5. We [reaffirm our commitment to make every effort to accelerate the achievement of the redacted] will achieve the internationally agreed development goals, including the Millennium Development Goals by 2015.[* Reissued for technical reasons on 22 June 2012. redacted]

6. We recognize that people are at the centre of [sustainable development and in this regard we strive for a world that is just redacted], our global civilisation. We will [equitable and inclusive, and we commit to work together to promote] achieve sustained and inclusive economic growth, social development and environmental protection and thereby to benefit all.  

7. We reaffirm that we continue to [be guided redacted] abide by the purposes and principles of the Charter of the United Nations, with full respect for international law and its principles.

8. [We also reaffirm the importance of redacted] Freedom, peace and security, respect for all human rights, including the right to development and the right to an adequate standard of living, including the right to food, the rule of law, gender equality, the empowerment of women, tand the overall commitment to redacted], just and democratic societies [for development redacted] and freedom of expression are essential.

9. [We reaffirm the importance of the Universal Declaration of Human Rights, as well as other international instruments relating to human rights and international law. We emphasize the responsibilities of all States, in conformity with the Charter of the United Nations, to redacted] We will respect, protect and promote human rights and fundamental freedoms for all, without distinction of any kind as to race, colour, sex, language, religion, political or other opinion, national or social origin, property, birth, disability or other status.

10. We acknowledge that democracy, good governance and the rule of law, at the national and international levels, [as well as an enabling environment, are essential for sustainable development, including sustained and inclusive economic growth, social development, environmental protection and the eradication of poverty and hunger. We reaffirm that to achieve our sustainable development goals we need institutions at all levels that are effective, transparent, accountable and democratic redacted] are the foundations of our global civilisation, and that these principles will ensure the maintenance of conditions for a habitable planet

11. We [reaffirm our commitment to redacted] will strengthen international cooperation [to [address the persistent challenges related to sustainable development for all, in particular in developing countries. In this regard, we reaffirm the need to redacted] to [achieve economic stability, sustained economic growth, promotion of social equity and protection of the environment, while enhancing gender equality, the empowerment of women and equal opportunities for all, and the protection, survival and development of children to their full potential, including through education redacted] to enshrine polices that deliver equality, protection of ecosystems, educational opportunities, good governance and economic growth that does not compromise a habitable environment.
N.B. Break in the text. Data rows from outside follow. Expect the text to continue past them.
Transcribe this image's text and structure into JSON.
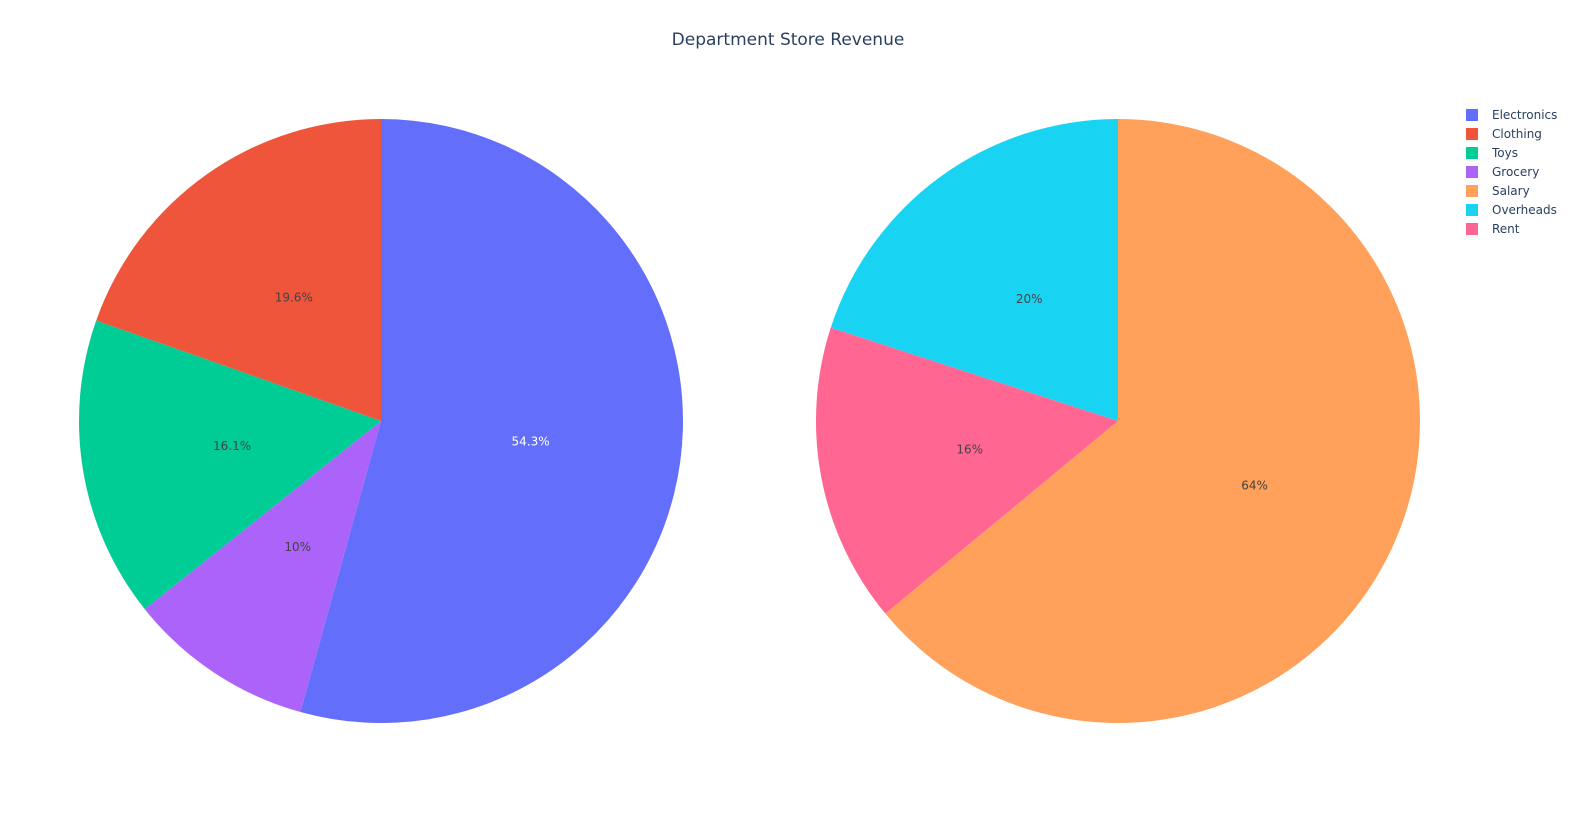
{
  "chart_data": [
    {
      "type": "pie",
      "title": "Department Store Revenue",
      "labels": [
        "Electronics",
        "Clothing",
        "Toys",
        "Grocery"
      ],
      "values": [
        54.3,
        19.6,
        16.1,
        10
      ],
      "percent_labels": [
        "54.3%",
        "19.6%",
        "16.1%",
        "10%"
      ],
      "colors": [
        "#636efa",
        "#ef553b",
        "#00cc96",
        "#ab63fa"
      ],
      "label_colors": [
        "#ffffff",
        "#444444",
        "#444444",
        "#444444"
      ],
      "order": [
        "Electronics",
        "Grocery",
        "Toys",
        "Clothing"
      ]
    },
    {
      "type": "pie",
      "labels": [
        "Salary",
        "Overheads",
        "Rent"
      ],
      "values": [
        64,
        20,
        16
      ],
      "percent_labels": [
        "64%",
        "20%",
        "16%"
      ],
      "colors": [
        "#ffa15a",
        "#19d3f3",
        "#ff6692"
      ],
      "label_colors": [
        "#444444",
        "#444444",
        "#444444"
      ],
      "order": [
        "Salary",
        "Rent",
        "Overheads"
      ]
    }
  ],
  "legend": {
    "position": "top-right",
    "items": [
      {
        "label": "Electronics",
        "color": "#636efa"
      },
      {
        "label": "Clothing",
        "color": "#ef553b"
      },
      {
        "label": "Toys",
        "color": "#00cc96"
      },
      {
        "label": "Grocery",
        "color": "#ab63fa"
      },
      {
        "label": "Salary",
        "color": "#ffa15a"
      },
      {
        "label": "Overheads",
        "color": "#19d3f3"
      },
      {
        "label": "Rent",
        "color": "#ff6692"
      }
    ]
  }
}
12. We [resolve to redacted] will take urgent action to achieve sustainable development. [We therefore renew our commitment to sustainable development, assessing the progress to date and the remaining gaps in the implementation of the outcomes of the major summits on sustainable development and addressing new and emerging challenges. We express our determination to address the themes of the United Nations Conference on Sustainable Development, namely, a green economy in the context of sustainable development and poverty eradication, and the institutional framework for sustainable development redacted]
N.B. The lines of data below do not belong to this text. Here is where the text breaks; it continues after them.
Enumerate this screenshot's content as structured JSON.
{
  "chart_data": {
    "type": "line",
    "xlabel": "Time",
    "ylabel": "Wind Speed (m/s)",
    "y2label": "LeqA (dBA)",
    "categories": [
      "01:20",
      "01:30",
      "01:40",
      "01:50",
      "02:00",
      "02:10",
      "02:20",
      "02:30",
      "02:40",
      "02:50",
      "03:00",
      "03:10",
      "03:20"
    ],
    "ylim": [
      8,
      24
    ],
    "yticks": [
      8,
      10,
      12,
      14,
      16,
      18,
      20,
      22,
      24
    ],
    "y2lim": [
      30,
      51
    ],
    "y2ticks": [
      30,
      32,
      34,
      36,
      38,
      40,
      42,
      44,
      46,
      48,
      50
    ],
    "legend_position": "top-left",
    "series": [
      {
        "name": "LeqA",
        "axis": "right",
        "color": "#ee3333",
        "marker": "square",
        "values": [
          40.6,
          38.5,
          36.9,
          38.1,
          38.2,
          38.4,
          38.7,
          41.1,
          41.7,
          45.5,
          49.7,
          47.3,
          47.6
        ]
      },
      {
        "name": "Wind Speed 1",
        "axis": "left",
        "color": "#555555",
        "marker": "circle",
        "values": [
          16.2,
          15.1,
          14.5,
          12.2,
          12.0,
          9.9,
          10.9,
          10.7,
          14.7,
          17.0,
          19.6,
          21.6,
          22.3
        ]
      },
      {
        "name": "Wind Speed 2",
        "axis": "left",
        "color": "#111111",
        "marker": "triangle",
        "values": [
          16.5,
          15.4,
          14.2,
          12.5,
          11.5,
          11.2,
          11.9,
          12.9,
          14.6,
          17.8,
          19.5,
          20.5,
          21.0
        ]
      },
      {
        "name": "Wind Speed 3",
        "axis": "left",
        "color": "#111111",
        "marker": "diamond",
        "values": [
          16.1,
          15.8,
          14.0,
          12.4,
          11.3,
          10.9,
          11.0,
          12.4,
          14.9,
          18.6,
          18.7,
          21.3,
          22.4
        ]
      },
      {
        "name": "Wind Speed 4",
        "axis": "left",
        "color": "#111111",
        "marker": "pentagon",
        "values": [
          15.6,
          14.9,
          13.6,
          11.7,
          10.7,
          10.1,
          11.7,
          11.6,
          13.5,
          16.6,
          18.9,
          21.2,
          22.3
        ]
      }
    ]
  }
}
13. [We recognize that opportunities for people to redacted] Each of us has the power to influence their lives and future, and participate in decision-making to create the future we must have. [and voice their concerns are fundamental for sustainable development. We underscore that sustainable development requires concrete and urgent action redacted] It can only be achieved with a broad alliance of people, governments, civil society and the private sector, all working together to secure the future we [want redacted] must have for present and future generations.